Esta es la historia de
una ciudad que pasó a la Historia por su final, por cómo terminó, por la manera
tan, digamos, cinematográfica, de su destrucción. Cuando consultas en cualquier
lugar algo sobre Pompeya, lo primero que te encuentras es con el día, y casi la
hora, de su fin. También es verdad que, gracias a esa manera tan peculiar de
acabar, podemos ahora saber cómo era la vida de aquellos pompeyanos. Y saberlo
de una forma bastante exacta y verídica.
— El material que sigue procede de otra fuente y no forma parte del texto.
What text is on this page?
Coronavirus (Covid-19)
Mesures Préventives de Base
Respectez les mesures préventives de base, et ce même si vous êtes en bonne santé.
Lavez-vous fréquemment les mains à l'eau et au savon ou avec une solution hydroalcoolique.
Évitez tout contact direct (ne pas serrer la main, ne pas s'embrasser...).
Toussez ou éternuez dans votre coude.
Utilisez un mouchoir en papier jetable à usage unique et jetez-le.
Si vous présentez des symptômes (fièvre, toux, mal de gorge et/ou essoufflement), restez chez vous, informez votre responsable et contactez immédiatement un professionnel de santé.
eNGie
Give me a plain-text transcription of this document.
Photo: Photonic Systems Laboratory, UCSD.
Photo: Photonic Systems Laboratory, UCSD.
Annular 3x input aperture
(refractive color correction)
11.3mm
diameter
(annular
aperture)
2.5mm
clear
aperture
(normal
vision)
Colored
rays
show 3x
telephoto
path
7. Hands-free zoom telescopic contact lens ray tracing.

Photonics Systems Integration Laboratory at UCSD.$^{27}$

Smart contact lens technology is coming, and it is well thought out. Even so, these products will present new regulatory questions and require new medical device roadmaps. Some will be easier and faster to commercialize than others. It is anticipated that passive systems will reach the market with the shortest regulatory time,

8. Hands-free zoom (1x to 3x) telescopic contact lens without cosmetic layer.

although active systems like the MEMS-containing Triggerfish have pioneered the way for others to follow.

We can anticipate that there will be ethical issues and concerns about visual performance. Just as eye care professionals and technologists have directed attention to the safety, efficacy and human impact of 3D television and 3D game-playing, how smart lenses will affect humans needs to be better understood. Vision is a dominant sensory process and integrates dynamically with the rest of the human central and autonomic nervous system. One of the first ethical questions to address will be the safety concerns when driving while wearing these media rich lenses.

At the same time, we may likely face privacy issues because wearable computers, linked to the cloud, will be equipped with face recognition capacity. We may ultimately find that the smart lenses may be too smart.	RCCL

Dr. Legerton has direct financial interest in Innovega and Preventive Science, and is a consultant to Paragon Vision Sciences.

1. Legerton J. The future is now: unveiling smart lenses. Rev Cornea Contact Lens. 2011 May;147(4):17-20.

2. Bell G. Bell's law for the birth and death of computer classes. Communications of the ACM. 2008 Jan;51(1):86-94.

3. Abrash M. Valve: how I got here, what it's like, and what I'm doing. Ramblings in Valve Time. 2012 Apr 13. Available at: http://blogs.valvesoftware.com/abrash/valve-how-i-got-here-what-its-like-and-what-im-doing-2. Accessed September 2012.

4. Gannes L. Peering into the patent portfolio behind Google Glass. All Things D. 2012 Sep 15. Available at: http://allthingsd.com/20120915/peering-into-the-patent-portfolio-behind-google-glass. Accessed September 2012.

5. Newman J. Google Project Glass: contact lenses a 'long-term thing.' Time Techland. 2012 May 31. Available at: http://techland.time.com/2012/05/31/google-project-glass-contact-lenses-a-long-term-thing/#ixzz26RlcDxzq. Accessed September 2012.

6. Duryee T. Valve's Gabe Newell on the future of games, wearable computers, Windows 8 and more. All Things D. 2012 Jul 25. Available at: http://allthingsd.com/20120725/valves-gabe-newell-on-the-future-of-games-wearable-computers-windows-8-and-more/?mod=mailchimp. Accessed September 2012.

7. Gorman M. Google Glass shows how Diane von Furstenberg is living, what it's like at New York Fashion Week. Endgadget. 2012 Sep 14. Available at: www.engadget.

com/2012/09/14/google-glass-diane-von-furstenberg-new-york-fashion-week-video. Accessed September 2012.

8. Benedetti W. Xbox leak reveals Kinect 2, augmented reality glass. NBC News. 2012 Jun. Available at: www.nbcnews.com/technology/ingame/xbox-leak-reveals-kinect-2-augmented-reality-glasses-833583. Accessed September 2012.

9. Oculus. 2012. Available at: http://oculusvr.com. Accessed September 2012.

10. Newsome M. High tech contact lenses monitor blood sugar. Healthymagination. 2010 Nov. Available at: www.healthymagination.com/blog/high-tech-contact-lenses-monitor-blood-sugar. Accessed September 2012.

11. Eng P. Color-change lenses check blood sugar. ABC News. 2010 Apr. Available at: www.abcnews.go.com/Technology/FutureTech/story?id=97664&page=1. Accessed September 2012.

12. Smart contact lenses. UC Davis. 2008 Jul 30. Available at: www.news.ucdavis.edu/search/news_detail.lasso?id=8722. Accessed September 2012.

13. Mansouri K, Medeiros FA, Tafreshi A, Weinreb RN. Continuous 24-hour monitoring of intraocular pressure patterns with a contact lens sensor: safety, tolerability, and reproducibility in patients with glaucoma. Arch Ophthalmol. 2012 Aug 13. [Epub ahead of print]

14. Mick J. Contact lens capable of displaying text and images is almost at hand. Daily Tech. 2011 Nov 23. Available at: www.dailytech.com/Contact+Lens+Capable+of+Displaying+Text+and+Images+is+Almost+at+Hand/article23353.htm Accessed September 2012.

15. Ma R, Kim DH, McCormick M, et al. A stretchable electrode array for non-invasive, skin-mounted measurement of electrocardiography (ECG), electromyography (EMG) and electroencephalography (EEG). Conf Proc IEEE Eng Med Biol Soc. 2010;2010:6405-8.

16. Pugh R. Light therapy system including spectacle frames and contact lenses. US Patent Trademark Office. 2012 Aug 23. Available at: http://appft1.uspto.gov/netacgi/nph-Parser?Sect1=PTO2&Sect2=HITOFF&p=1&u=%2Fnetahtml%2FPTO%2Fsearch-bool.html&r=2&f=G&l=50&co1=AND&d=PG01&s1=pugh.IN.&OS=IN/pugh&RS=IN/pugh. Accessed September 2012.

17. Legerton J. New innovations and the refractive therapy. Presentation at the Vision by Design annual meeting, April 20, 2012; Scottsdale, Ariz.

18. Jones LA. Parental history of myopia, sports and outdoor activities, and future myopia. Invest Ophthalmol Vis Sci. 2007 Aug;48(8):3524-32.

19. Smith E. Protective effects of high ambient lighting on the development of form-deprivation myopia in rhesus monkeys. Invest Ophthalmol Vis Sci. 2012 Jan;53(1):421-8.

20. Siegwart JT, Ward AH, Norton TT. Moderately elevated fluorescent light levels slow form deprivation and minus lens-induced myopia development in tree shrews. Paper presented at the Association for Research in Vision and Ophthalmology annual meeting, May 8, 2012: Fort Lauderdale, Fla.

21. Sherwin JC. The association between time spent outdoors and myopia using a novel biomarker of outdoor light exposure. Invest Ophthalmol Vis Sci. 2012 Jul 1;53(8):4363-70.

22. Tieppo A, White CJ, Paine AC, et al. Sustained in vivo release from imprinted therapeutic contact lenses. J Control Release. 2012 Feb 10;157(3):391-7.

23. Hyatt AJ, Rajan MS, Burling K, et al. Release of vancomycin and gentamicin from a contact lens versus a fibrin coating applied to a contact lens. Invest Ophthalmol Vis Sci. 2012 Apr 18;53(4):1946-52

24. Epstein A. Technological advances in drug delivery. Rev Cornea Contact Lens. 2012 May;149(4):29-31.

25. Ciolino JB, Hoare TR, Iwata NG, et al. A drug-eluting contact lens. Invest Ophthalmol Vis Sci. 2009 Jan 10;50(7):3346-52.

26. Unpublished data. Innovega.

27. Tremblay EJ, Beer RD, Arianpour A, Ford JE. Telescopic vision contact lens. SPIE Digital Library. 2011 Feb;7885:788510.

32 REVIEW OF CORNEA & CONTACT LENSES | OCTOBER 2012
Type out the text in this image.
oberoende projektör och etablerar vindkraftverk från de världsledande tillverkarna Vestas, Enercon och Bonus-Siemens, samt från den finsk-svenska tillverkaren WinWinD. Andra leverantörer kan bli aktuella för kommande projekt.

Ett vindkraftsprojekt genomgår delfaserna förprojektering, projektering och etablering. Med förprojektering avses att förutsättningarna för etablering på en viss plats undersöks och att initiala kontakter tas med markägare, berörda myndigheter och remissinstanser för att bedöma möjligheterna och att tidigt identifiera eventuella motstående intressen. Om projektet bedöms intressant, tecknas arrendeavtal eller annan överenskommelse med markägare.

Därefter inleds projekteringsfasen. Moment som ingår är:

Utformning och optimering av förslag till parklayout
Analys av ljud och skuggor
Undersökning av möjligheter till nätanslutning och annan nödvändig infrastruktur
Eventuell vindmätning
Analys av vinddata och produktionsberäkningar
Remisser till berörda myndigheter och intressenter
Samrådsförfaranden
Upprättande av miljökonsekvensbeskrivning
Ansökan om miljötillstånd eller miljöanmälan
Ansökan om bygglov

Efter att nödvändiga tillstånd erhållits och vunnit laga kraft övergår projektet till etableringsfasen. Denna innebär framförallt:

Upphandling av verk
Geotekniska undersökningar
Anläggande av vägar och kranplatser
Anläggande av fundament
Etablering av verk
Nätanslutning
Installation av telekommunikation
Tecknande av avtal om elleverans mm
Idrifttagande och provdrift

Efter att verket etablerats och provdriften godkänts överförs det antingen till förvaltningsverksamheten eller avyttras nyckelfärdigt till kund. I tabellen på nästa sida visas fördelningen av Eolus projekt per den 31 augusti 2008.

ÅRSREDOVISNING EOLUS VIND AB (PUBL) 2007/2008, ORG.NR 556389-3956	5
En Pompeya sus ruinas dejan poco lugar
a la imaginación, tal y como sucede en tantos lugares del mundo antiguo donde
dos columnas, un trozo de muro o algún resto de mosaico son los escasos
ingredientes que nos hablan de un templo, una muralla o una casa.
Esta es la historia, por
tanto, de una ciudad en unos tiempos de total esplendor del Imperio Romano; cuando
el dichoso Vesubio reventó el emperador Tito acababa de llegar al poder. Por
cierto, que cuentan las crónicas que se portó muy bien con las víctimas de la
tragedia de Pompeya, que ya había sufrido un terremoto en el año 62. Entre eso
y la política de construcción de grandes monumentos en Roma durante su breve
mandato de dos años parece que fueron suficientes para que a su muerte lo
proclamaran dios.
Aunque Estrabón nos dice
que ya en el siglo VII antes de Cristo había un asentamiento, Pompeya no llegó
a ser una ciudad del Imperio hasta el año 80 antes de Cristo. Su buena
situación geográfica hizo de ella un importante paso de mercancías, que llegaban
por vía marítima y que eran enviadas hacia Roma o hacia el sur de Italia
siguiendo la cercana Vía Apia.
Templos, casas de
comerciantes, grandes avenidas, termas… a Pompeya no le faltaba de nada para
ser una gran ciudad romana. Y todo eso se levantó en poco más de 150 años. Sus
ruinas, gracias al Vesubio, nos lo cuentan todo. Incluso que algunos de sus
habitantes no fueron capaces de ver la que se les venía encima.